- Leader: Nii Amaa Ollennu
- Founded: May 1950
- Dissolved: May 1952
- Merged into: Ghana Congress Party
- Headquarters: Accra

= National Democratic Party (Gold Coast) =

Historical political party in colonial Ghana

The National Democratic Party (NDP) was a right-wing political party active in the Gold Coast in the early 1950s.

The party was formed in May 1950 with the merger of the Accra Ratepayers' Association and the Manbii Party. It was led by Nii Amaa Ollennu, with Frederick Nanka-Bruce as chairman. It supported a gradual transition to self-government, under the slogan "Sure, Solid, Self-government". It campaigned against Kwame Nkrumah's Convention People's Party (CPP), claiming that the CPP's candidates were inexperienced and extreme, while its candidates were both experienced and respectable. The British colonial officials welcomed the formation of the party, but privately expressed doubts about its popular appeal.

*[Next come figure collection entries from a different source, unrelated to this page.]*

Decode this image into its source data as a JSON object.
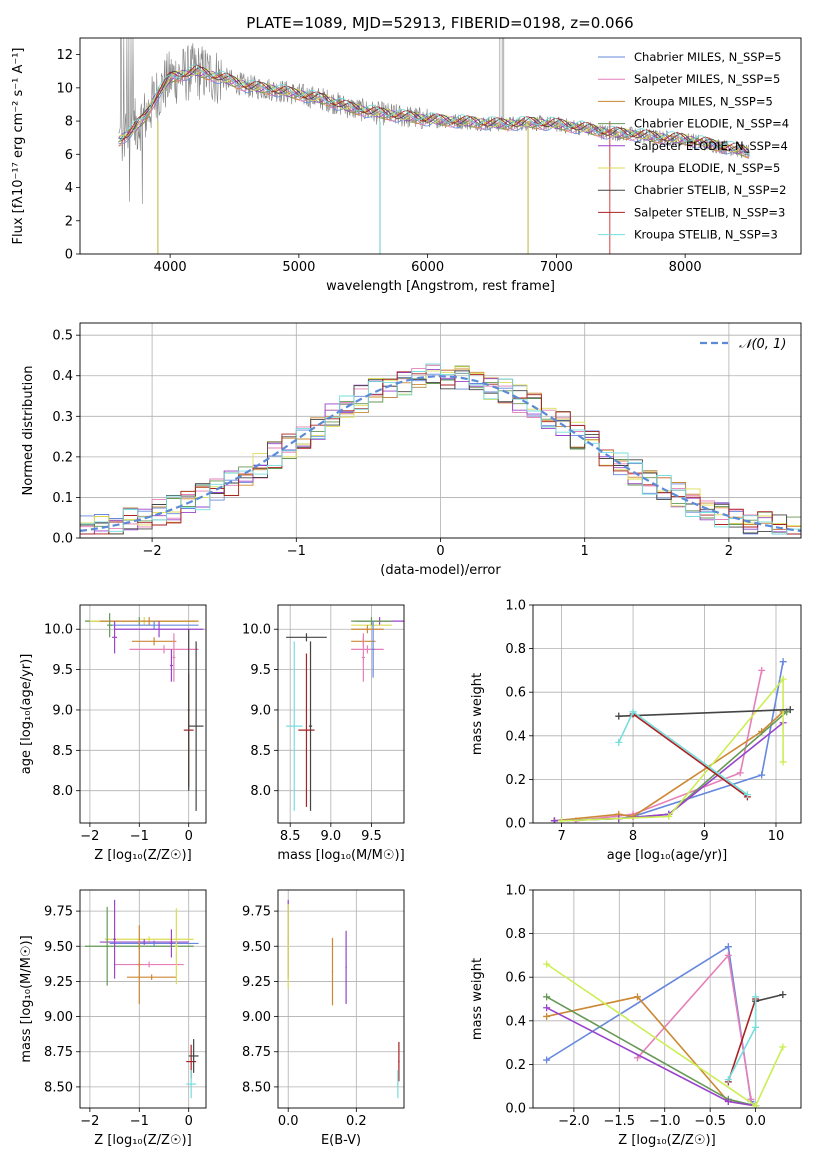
{
  "title": "PLATE=1089, MJD=52913, FIBERID=0198, z=0.066",
  "chart_data": [
    {
      "id": "spectrum",
      "type": "line",
      "xlabel": "wavelength [Angstrom, rest frame]",
      "ylabel": "Flux [fλ10⁻¹⁷ erg cm⁻² s⁻¹ A⁻¹]",
      "xlim": [
        3300,
        8900
      ],
      "ylim": [
        0,
        13
      ],
      "xticks": [
        "4000",
        "5000",
        "6000",
        "7000",
        "8000"
      ],
      "yticks": [
        "0",
        "2",
        "4",
        "6",
        "8",
        "10",
        "12"
      ],
      "grid": false,
      "legend_position": "top-right",
      "continuum": {
        "x": [
          3600,
          3700,
          3800,
          3900,
          4000,
          4200,
          4400,
          4600,
          4800,
          5000,
          5200,
          5400,
          5600,
          5800,
          6000,
          6200,
          6400,
          6600,
          6800,
          7000,
          7200,
          7400,
          7600,
          7800,
          8000,
          8200,
          8400,
          8500
        ],
        "y": [
          6.8,
          7.4,
          8.2,
          9.6,
          10.6,
          11.0,
          10.6,
          10.1,
          9.9,
          9.6,
          9.3,
          8.8,
          8.5,
          8.3,
          8.1,
          8.0,
          7.9,
          7.8,
          7.9,
          7.8,
          7.6,
          7.3,
          7.2,
          7.0,
          6.9,
          6.6,
          6.3,
          6.1
        ]
      },
      "series": [
        {
          "name": "Chabrier MILES, N_SSP=5",
          "color": "#6688dd"
        },
        {
          "name": "Salpeter MILES, N_SSP=5",
          "color": "#e67fb8"
        },
        {
          "name": "Kroupa MILES, N_SSP=5",
          "color": "#cc8833"
        },
        {
          "name": "Chabrier ELODIE, N_SSP=4",
          "color": "#669955"
        },
        {
          "name": "Salpeter ELODIE, N_SSP=4",
          "color": "#9944cc"
        },
        {
          "name": "Kroupa ELODIE, N_SSP=5",
          "color": "#dddd55"
        },
        {
          "name": "Chabrier STELIB, N_SSP=2",
          "color": "#444444"
        },
        {
          "name": "Salpeter STELIB, N_SSP=3",
          "color": "#aa2222"
        },
        {
          "name": "Kroupa STELIB, N_SSP=3",
          "color": "#77dddd"
        }
      ]
    },
    {
      "id": "residuals",
      "type": "histogram",
      "xlabel": "(data-model)/error",
      "ylabel": "Normed distribution",
      "xlim": [
        -2.5,
        2.5
      ],
      "ylim": [
        0,
        0.53
      ],
      "xticks": [
        "−2",
        "−1",
        "0",
        "1",
        "2"
      ],
      "yticks": [
        "0.0",
        "0.1",
        "0.2",
        "0.3",
        "0.4",
        "0.5"
      ],
      "grid": true,
      "legend_position": "top-right",
      "reference_curve": {
        "name": "𝒩(0, 1)",
        "mean": 0,
        "sigma": 1,
        "color": "#5b8bd8"
      },
      "bin_width": 0.1,
      "series_colors": [
        "#6688dd",
        "#e67fb8",
        "#cc8833",
        "#669955",
        "#9944cc",
        "#dddd55",
        "#444444",
        "#aa2222",
        "#77dddd"
      ]
    },
    {
      "id": "age_vs_Z",
      "type": "errorbar",
      "xlabel": "Z [log₁₀(Z/Z☉)]",
      "ylabel": "age  [log₁₀(age/yr)]",
      "xlim": [
        -2.2,
        0.35
      ],
      "ylim": [
        7.6,
        10.3
      ],
      "xticks": [
        "−2",
        "−1",
        "0"
      ],
      "yticks": [
        "8.0",
        "8.5",
        "9.0",
        "9.5",
        "10.0"
      ],
      "grid": true,
      "points": [
        {
          "x": -1.0,
          "y": 10.1,
          "xerr": 1.1,
          "yerr": 0.05,
          "color": "#669955"
        },
        {
          "x": -0.9,
          "y": 10.1,
          "xerr": 1.1,
          "yerr": 0.05,
          "color": "#dddd55"
        },
        {
          "x": -0.8,
          "y": 10.1,
          "xerr": 1.0,
          "yerr": 0.05,
          "color": "#cc8833"
        },
        {
          "x": -0.7,
          "y": 10.05,
          "xerr": 0.9,
          "yerr": 0.05,
          "color": "#6688dd"
        },
        {
          "x": -0.6,
          "y": 10.0,
          "xerr": 0.9,
          "yerr": 0.1,
          "color": "#9944cc"
        },
        {
          "x": -0.7,
          "y": 9.85,
          "xerr": 0.45,
          "yerr": 0.05,
          "color": "#cc8833"
        },
        {
          "x": -0.5,
          "y": 9.75,
          "xerr": 0.7,
          "yerr": 0.05,
          "color": "#e67fb8"
        },
        {
          "x": -1.6,
          "y": 10.05,
          "xerr": 0.05,
          "yerr": 0.15,
          "color": "#669955"
        },
        {
          "x": -1.5,
          "y": 9.9,
          "xerr": 0.05,
          "yerr": 0.2,
          "color": "#9944cc"
        },
        {
          "x": -0.35,
          "y": 9.55,
          "xerr": 0.03,
          "yerr": 0.2,
          "color": "#9944cc"
        },
        {
          "x": -0.3,
          "y": 9.65,
          "xerr": 0.03,
          "yerr": 0.3,
          "color": "#e67fb8"
        },
        {
          "x": 0.0,
          "y": 8.75,
          "xerr": 0.1,
          "yerr": 0.7,
          "color": "#aa2222"
        },
        {
          "x": 0.15,
          "y": 8.8,
          "xerr": 0.15,
          "yerr": 1.05,
          "color": "#444444"
        },
        {
          "x": 0.0,
          "y": 9.0,
          "xerr": 0.02,
          "yerr": 1.0,
          "color": "#444444"
        }
      ]
    },
    {
      "id": "age_vs_mass",
      "type": "errorbar",
      "xlabel": "mass [log₁₀(M/M☉)]",
      "ylabel": "",
      "xlim": [
        8.35,
        9.9
      ],
      "ylim": [
        7.6,
        10.3
      ],
      "xticks": [
        "8.5",
        "9.0",
        "9.5"
      ],
      "yticks": [
        "8.0",
        "8.5",
        "9.0",
        "9.5",
        "10.0"
      ],
      "grid": true,
      "points": [
        {
          "x": 9.6,
          "y": 10.1,
          "xerr": 0.3,
          "yerr": 0.05,
          "color": "#9944cc"
        },
        {
          "x": 9.5,
          "y": 10.05,
          "xerr": 0.25,
          "yerr": 0.05,
          "color": "#dddd55"
        },
        {
          "x": 9.5,
          "y": 10.1,
          "xerr": 0.25,
          "yerr": 0.05,
          "color": "#669955"
        },
        {
          "x": 9.45,
          "y": 10.0,
          "xerr": 0.2,
          "yerr": 0.05,
          "color": "#cc8833"
        },
        {
          "x": 9.4,
          "y": 9.85,
          "xerr": 0.15,
          "yerr": 0.05,
          "color": "#cc8833"
        },
        {
          "x": 9.45,
          "y": 9.75,
          "xerr": 0.2,
          "yerr": 0.05,
          "color": "#e67fb8"
        },
        {
          "x": 9.52,
          "y": 9.75,
          "xerr": 0.02,
          "yerr": 0.35,
          "color": "#6688dd"
        },
        {
          "x": 9.4,
          "y": 9.65,
          "xerr": 0.02,
          "yerr": 0.3,
          "color": "#e67fb8"
        },
        {
          "x": 8.55,
          "y": 8.8,
          "xerr": 0.1,
          "yerr": 1.05,
          "color": "#77dddd"
        },
        {
          "x": 8.7,
          "y": 9.9,
          "xerr": 0.25,
          "yerr": 0.05,
          "color": "#444444"
        },
        {
          "x": 8.7,
          "y": 8.75,
          "xerr": 0.1,
          "yerr": 0.95,
          "color": "#aa2222"
        },
        {
          "x": 8.75,
          "y": 8.8,
          "xerr": 0.02,
          "yerr": 1.05,
          "color": "#444444"
        }
      ]
    },
    {
      "id": "mass_weight_vs_age",
      "type": "line",
      "xlabel": "age  [log₁₀(age/yr)]",
      "ylabel": "mass weight",
      "xlim": [
        6.6,
        10.35
      ],
      "ylim": [
        0,
        1.0
      ],
      "xticks": [
        "7",
        "8",
        "9",
        "10"
      ],
      "yticks": [
        "0.0",
        "0.2",
        "0.4",
        "0.6",
        "0.8",
        "1.0"
      ],
      "grid": true,
      "series": [
        {
          "color": "#6688dd",
          "x": [
            6.9,
            7.8,
            8.0,
            9.8,
            10.1
          ],
          "y": [
            0.01,
            0.02,
            0.03,
            0.22,
            0.74
          ]
        },
        {
          "color": "#e67fb8",
          "x": [
            7.2,
            8.0,
            9.5,
            9.8
          ],
          "y": [
            0.01,
            0.04,
            0.23,
            0.7
          ]
        },
        {
          "color": "#cc8833",
          "x": [
            6.9,
            7.8,
            8.0,
            9.8,
            10.1
          ],
          "y": [
            0.01,
            0.04,
            0.03,
            0.42,
            0.51
          ]
        },
        {
          "color": "#669955",
          "x": [
            6.9,
            7.8,
            8.5,
            10.15
          ],
          "y": [
            0.01,
            0.02,
            0.04,
            0.51
          ]
        },
        {
          "color": "#9944cc",
          "x": [
            6.9,
            7.8,
            8.5,
            10.1
          ],
          "y": [
            0.01,
            0.02,
            0.04,
            0.46
          ]
        },
        {
          "color": "#ccee55",
          "x": [
            7.0,
            8.5,
            10.1,
            10.1
          ],
          "y": [
            0.01,
            0.03,
            0.66,
            0.28
          ]
        },
        {
          "color": "#444444",
          "x": [
            7.8,
            10.2
          ],
          "y": [
            0.49,
            0.52
          ]
        },
        {
          "color": "#aa2222",
          "x": [
            8.0,
            9.6
          ],
          "y": [
            0.5,
            0.12
          ]
        },
        {
          "color": "#77dddd",
          "x": [
            7.8,
            8.0,
            9.6
          ],
          "y": [
            0.37,
            0.51,
            0.13
          ]
        }
      ]
    },
    {
      "id": "mass_vs_Z",
      "type": "errorbar",
      "xlabel": "Z [log₁₀(Z/Z☉)]",
      "ylabel": "mass [log₁₀(M/M☉)]",
      "xlim": [
        -2.2,
        0.35
      ],
      "ylim": [
        8.35,
        9.9
      ],
      "xticks": [
        "−2",
        "−1",
        "0"
      ],
      "yticks": [
        "8.50",
        "8.75",
        "9.00",
        "9.25",
        "9.50",
        "9.75"
      ],
      "grid": true,
      "points": [
        {
          "x": -1.0,
          "y": 9.5,
          "xerr": 1.1,
          "yerr": 0.02,
          "color": "#669955"
        },
        {
          "x": -0.8,
          "y": 9.55,
          "xerr": 0.9,
          "yerr": 0.02,
          "color": "#dddd55"
        },
        {
          "x": -0.7,
          "y": 9.52,
          "xerr": 0.9,
          "yerr": 0.02,
          "color": "#6688dd"
        },
        {
          "x": -0.9,
          "y": 9.53,
          "xerr": 0.9,
          "yerr": 0.02,
          "color": "#9944cc"
        },
        {
          "x": -0.8,
          "y": 9.37,
          "xerr": 0.7,
          "yerr": 0.02,
          "color": "#e67fb8"
        },
        {
          "x": -0.75,
          "y": 9.28,
          "xerr": 0.5,
          "yerr": 0.02,
          "color": "#cc8833"
        },
        {
          "x": -1.65,
          "y": 9.5,
          "xerr": 0.03,
          "yerr": 0.28,
          "color": "#669955"
        },
        {
          "x": -1.5,
          "y": 9.55,
          "xerr": 0.03,
          "yerr": 0.28,
          "color": "#9944cc"
        },
        {
          "x": -1.0,
          "y": 9.37,
          "xerr": 0.03,
          "yerr": 0.28,
          "color": "#cc8833"
        },
        {
          "x": -0.35,
          "y": 9.52,
          "xerr": 0.03,
          "yerr": 0.1,
          "color": "#9944cc"
        },
        {
          "x": -0.25,
          "y": 9.5,
          "xerr": 0.03,
          "yerr": 0.27,
          "color": "#dddd55"
        },
        {
          "x": 0.05,
          "y": 8.68,
          "xerr": 0.1,
          "yerr": 0.12,
          "color": "#aa2222"
        },
        {
          "x": 0.1,
          "y": 8.72,
          "xerr": 0.1,
          "yerr": 0.12,
          "color": "#444444"
        },
        {
          "x": 0.05,
          "y": 8.52,
          "xerr": 0.1,
          "yerr": 0.1,
          "color": "#77dddd"
        }
      ]
    },
    {
      "id": "mass_vs_ebv",
      "type": "errorbar",
      "xlabel": "E(B-V)",
      "ylabel": "",
      "xlim": [
        -0.03,
        0.34
      ],
      "ylim": [
        8.35,
        9.9
      ],
      "xticks": [
        "0.0",
        "0.2"
      ],
      "yticks": [
        "8.50",
        "8.75",
        "9.00",
        "9.25",
        "9.50",
        "9.75"
      ],
      "grid": true,
      "points": [
        {
          "x": 0.0,
          "y": 9.55,
          "xerr": 0.002,
          "yerr": 0.28,
          "color": "#9944cc"
        },
        {
          "x": 0.0,
          "y": 9.5,
          "xerr": 0.002,
          "yerr": 0.3,
          "color": "#dddd55"
        },
        {
          "x": 0.13,
          "y": 9.32,
          "xerr": 0.002,
          "yerr": 0.24,
          "color": "#cc8833"
        },
        {
          "x": 0.17,
          "y": 9.35,
          "xerr": 0.002,
          "yerr": 0.26,
          "color": "#9944cc"
        },
        {
          "x": 0.325,
          "y": 8.68,
          "xerr": 0.002,
          "yerr": 0.14,
          "color": "#aa2222"
        },
        {
          "x": 0.322,
          "y": 8.52,
          "xerr": 0.002,
          "yerr": 0.1,
          "color": "#77dddd"
        }
      ]
    },
    {
      "id": "mass_weight_vs_Z",
      "type": "line",
      "xlabel": "Z [log₁₀(Z/Z☉)]",
      "ylabel": "mass weight",
      "xlim": [
        -2.45,
        0.5
      ],
      "ylim": [
        0,
        1.0
      ],
      "xticks": [
        "−2.0",
        "−1.5",
        "−1.0",
        "−0.5",
        "0.0"
      ],
      "yticks": [
        "0.0",
        "0.2",
        "0.4",
        "0.6",
        "0.8",
        "1.0"
      ],
      "grid": true,
      "series": [
        {
          "color": "#6688dd",
          "x": [
            -2.3,
            -0.3,
            -0.05,
            0.0
          ],
          "y": [
            0.22,
            0.74,
            0.03,
            0.01
          ]
        },
        {
          "color": "#e67fb8",
          "x": [
            -1.3,
            -0.3,
            -0.05
          ],
          "y": [
            0.23,
            0.7,
            0.04
          ]
        },
        {
          "color": "#cc8833",
          "x": [
            -2.3,
            -1.3,
            -0.3,
            0.0
          ],
          "y": [
            0.42,
            0.51,
            0.03,
            0.01
          ]
        },
        {
          "color": "#669955",
          "x": [
            -2.3,
            -0.3,
            0.0
          ],
          "y": [
            0.51,
            0.04,
            0.01
          ]
        },
        {
          "color": "#9944cc",
          "x": [
            -2.3,
            -0.3,
            0.0
          ],
          "y": [
            0.46,
            0.03,
            0.01
          ]
        },
        {
          "color": "#ccee55",
          "x": [
            -2.3,
            0.0,
            0.3
          ],
          "y": [
            0.66,
            0.01,
            0.28
          ]
        },
        {
          "color": "#444444",
          "x": [
            0.0,
            0.3
          ],
          "y": [
            0.49,
            0.52
          ]
        },
        {
          "color": "#aa2222",
          "x": [
            -0.3,
            0.0
          ],
          "y": [
            0.12,
            0.5
          ]
        },
        {
          "color": "#77dddd",
          "x": [
            -0.3,
            0.0,
            0.0
          ],
          "y": [
            0.13,
            0.37,
            0.51
          ]
        }
      ]
    }
  ]
}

At the 1951 Gold Coast legislative election, the party ran in co-ordination with the United Gold Coast Convention (UGCC). It also aligned itself with two parties which did not contest the election, the People's Democratic Party, based in Kumasi, and the Independent Party, based in Cape Coast. The party did not win any seats; in the largest constituency, Accra, Ollennu took only 742 votes, and his running mate, Kofi Adumoa Bossman, 666, while Nkrumah won 20,780 and Thomas Hutton-Mills Jr., also of the CPP, 19,812. Two UGCC candidates also beat the NDP.

In May 1952, the party merged with the UGCC and dissident members of the CPP, to form the Ghana Congress Party.